Civil Rights and America's Role in World War II

Jan 13, 2009

Lecture at the GHI | Speaker: Harvard Sitkoff (University of New Hampshire)

In cooperation with Vassar College and the Humanities Council of Washington, DC

Professor Sitkoff will discuss how civil rights for African Americans were advanced by the U.S. role in WWII, specifically by the ideological nature of the conflict, by the patriotism of African Americans, by reaction to the Holocaust, and by the need to bolster the US's standing among other nations of the world.

Harvard Sitkoff, professor of history at the University of New Hampshire, received his Ph.D. in American History from Columbia University. He is the author or editor of numerous books, including King: Pilgrimage to the Mountaintop (2008), The Struggle for Black Equality (25th Anniversary Edition, 2008), A New Deal for Blacks (30th Anniversary Edition, 2009), The Enduring Vision: A History of the American People (6th edition, 2008), Postwar America: A Student Companion (2000), Racial Desegregation in Public Education in the United States (2000), The World War II Homefront (2003), and A History of Our Time (7th edition, 2008).

His articles have appeared in the American Quarterly, Journal of American History, and Journal of Southern History, among others. He has taught at Queens College, Washington University, and San Diego State University, lectured at nearly a hundred universities abroad, and has been awarded the Fulbright Commission's John Adams Professorship of American Civilization in the Netherlands and the Mary Ball Washington Professorship of American History in Ireland.

Reception begins at 6:00 pm and the lecture will begin at 6:30 pm.

Lecture will be held at the German Historical Institute (directions)
1607 New Hampshire Avenue, NW
Washington, DC  20009

Event Report


As part of its series of events on "African Americans and Germany" and the ongoing exhibition on "African American Civil Rights and Germany," the GHI was pleased to welcome Professor Harvard Sitkoff from  the University of New Hampshire, a distinguished expert of U.S. history and the African American civil rights movement, to a lecture on "The Civil Rights Struggle and the Second World War" on January 13, 2009. The event was hosted in cooperation with Vassar College and the Humanities Council of Washington DC.
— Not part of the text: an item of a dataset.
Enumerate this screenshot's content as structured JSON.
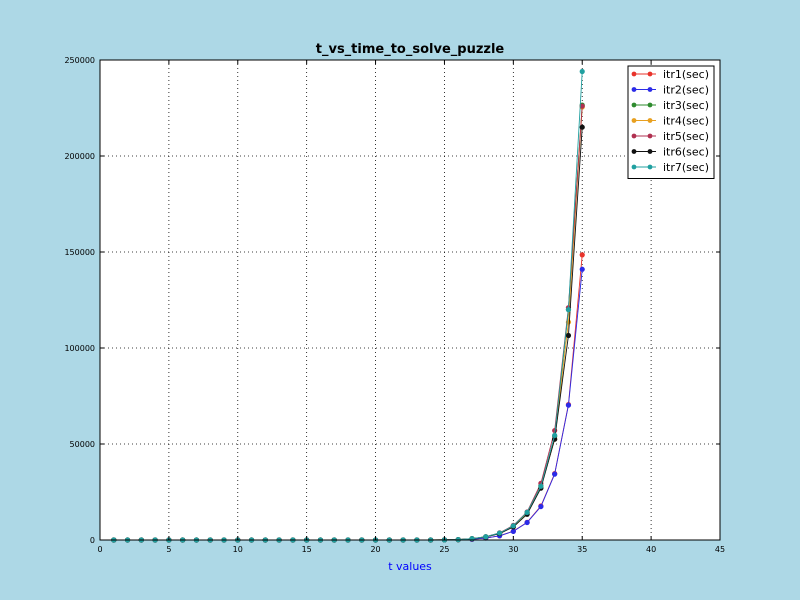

Hartmut Berghoff, the director of the German Historical Institute, opened the event and greeted the more than 150 guests by emphasizing the timeliness of this historical topic given the recent election of Barack Obama as President of the U.S., which has renewed public and academic interest in the history of the African American Civil Rights Movement worldwide. Martin Klimke, Visiting Fellow for North American History at the GHI, introduced Professor Sitkoff, who then discussed how civil rights for African Americans were advanced by America’s involvement in World War II, in particular by the ideological nature of the conflict, the patriotism of African Americans, reaction to the Holocaust, and the need to bolster America’s standing among other nations of the world in the war’s aftermath.

As Professor Sitkoff elaborated, it was America’s war against fascism and Nazi racism and the participation of African Americans in World War II that invigorated the African American Civil Rights Movement. At the same time, World War II and the struggle to free Europe from Nazi racism shaped the ways in which white liberal America started to talk about race, or what Gunnar Myrdal in 1943 called "The American Dilemma." Underlining, among other things, the socio-economic changes in the African American community during the Second World War, Sitkoff placed particular emphasis on the references in the black press that compared Nazi racism and Jim Crow in the U.S., and to the experience of African American GIs returning from the frontlines to a country that remained not only segregated but experienced a rash of violent attacks on returning veterans. He described the alliance that was forged between Jewish and African American organizations as a result of this wartime experience and also traced its dissolution during the 1960/70s.

Professor Sitkoff’s lecture was followed by a spirited discussion with the audience, of whom many offered further examples of the close relationship between World War II and a strengthened, often local, civil rights activism in their own families.